The lack of affordable housing in New York is becoming a major issue for state residents, particularly in the New York City area.
In her State of the State message this week, Gov. Kathy Hochul tried to tackle the problem — offering her own plan to build more housing, which is getting mixed reviews.
Hochul has a plan to build more housing, which will require enormous cooperation from stakeholders at every level.
What You Need To Know
- Gov. Kathy Hochul unveiled a major, statewide housing plan
- While it is being embraced by real estate interests, housing advocates are far more critical
- Hochul will work with the legislature to enact her plan
“Today, I am proud to introduce the New York Housing Compact,” Hochul said Tuesday. “A groundbreaking strategy to catalyze the housing development we need, for our communities to thrive, for our economy to grow and our state to prosper.”
The governor’s plan includes legalizing basement apartments in New York City.
The scourge of illegal conversions was exposed in 2021 after Hurricane Ida flooded basements in Queens, which killed 11 residents.
Hochul’s plan would require those apartments to meet safety standards.
But other aspects of her plan are being criticized by housing advocates.
“The general reaction is that Governor Hochul has made a big deal about a housing plan that is going to deliver nothing for New Yorkers tomorrow,” says Cea Weaver from Housing Justice for All. “Even if you take everything she said at face value, and you believe it’s going to work the way she says it’s going to work, which I don’t, that’s a plan that delivers in three years, five years, 10 years.”
Last year, a tax abatement program, known as 421A, was allowed to expire in Albany.
Democrats in the legislature felt it created too much luxury development, and not enough affordable housing.
But the real estate industry says you can’t build any affordable housing without a private sector incentive.
“It is nearly impossible to build rental housing in New York City without some sort of a major city subsidy or some sort of a rental tax abatement,” says Reggie Thomas from the Real Estate Board of New York. “And this is an incredibly useful tool to help address the housing supply crisis.”
Hochul calls for a renewal of 421A, but did not provide any details.
Another aspect of Hochul’s plan includes a controversial proposal to allow the state to override local zoning in suburban and rural communities, leading to denser housing developments that are often rejected by local zoning boards.

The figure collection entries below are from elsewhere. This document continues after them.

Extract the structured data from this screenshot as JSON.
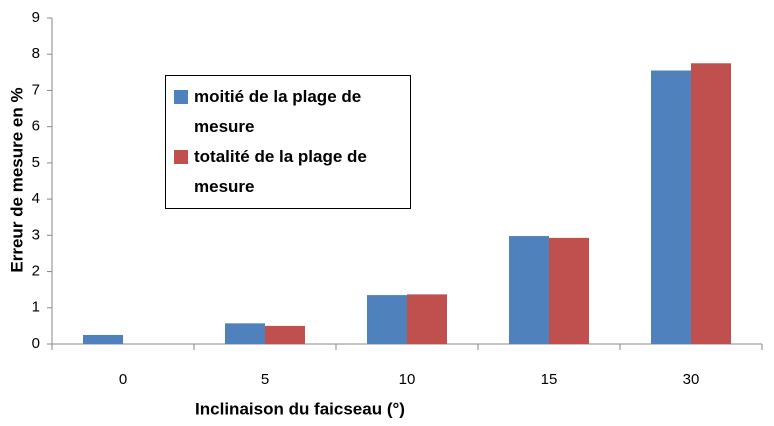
{
  "chart_data": {
    "type": "bar",
    "x_label": "Inclinaison du faicseau  (°)",
    "y_label": "Erreur de mesure en %",
    "categories": [
      "0",
      "5",
      "10",
      "15",
      "30"
    ],
    "series": [
      {
        "name": "moitié de la plage de mesure",
        "color": "#4f81bd",
        "values": [
          0.25,
          0.57,
          1.35,
          2.98,
          7.55
        ]
      },
      {
        "name": "totalité de la plage de mesure",
        "color": "#c0504d",
        "values": [
          0,
          0.5,
          1.37,
          2.93,
          7.75
        ]
      }
    ],
    "ylim": [
      0,
      9
    ],
    "yticks": [
      0,
      1,
      2,
      3,
      4,
      5,
      6,
      7,
      8,
      9
    ],
    "grid": false
  }
}
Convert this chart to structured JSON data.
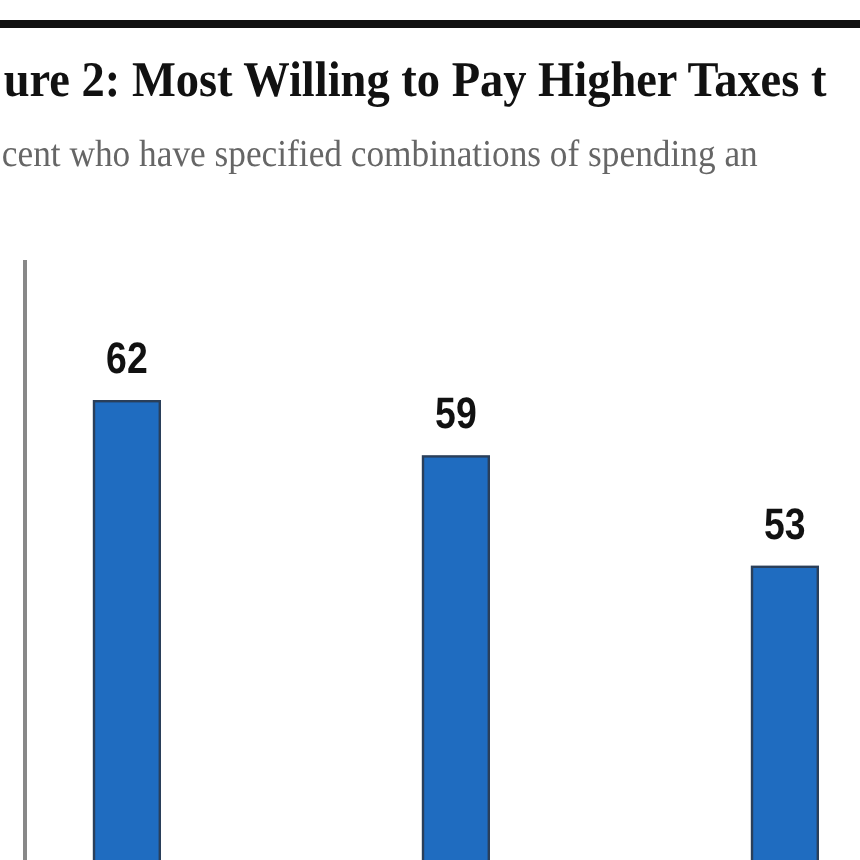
{
  "chart_data": {
    "type": "bar",
    "title": "ure 2: Most Willing to Pay Higher Taxes t",
    "subtitle": "cent who have specified combinations of spending an",
    "categories": [
      null,
      null,
      null
    ],
    "values": [
      62,
      59,
      53
    ],
    "color": "#1f6cc0",
    "data_labels": true
  }
}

“Governor Hochul is correct that there has been a long history of exclusionary, racist zoning in the suburbs. So, it’s good that she has correctly identified a problem. Where it’s not going to work is that she has given the keys to solve that problem entirely to developers and that is just going to lead to soaring rent costs and it really undermines local community planing,” Weaver said.
Hochul will likely have a fight on her hands when it comes to overriding local zoning.
Many suburban communities want to maintain what they often call the “character” of their towns, and preserve historic homes.
Editor's note: This story has been updated to correct the name of the housing organization Cea Weaver works for.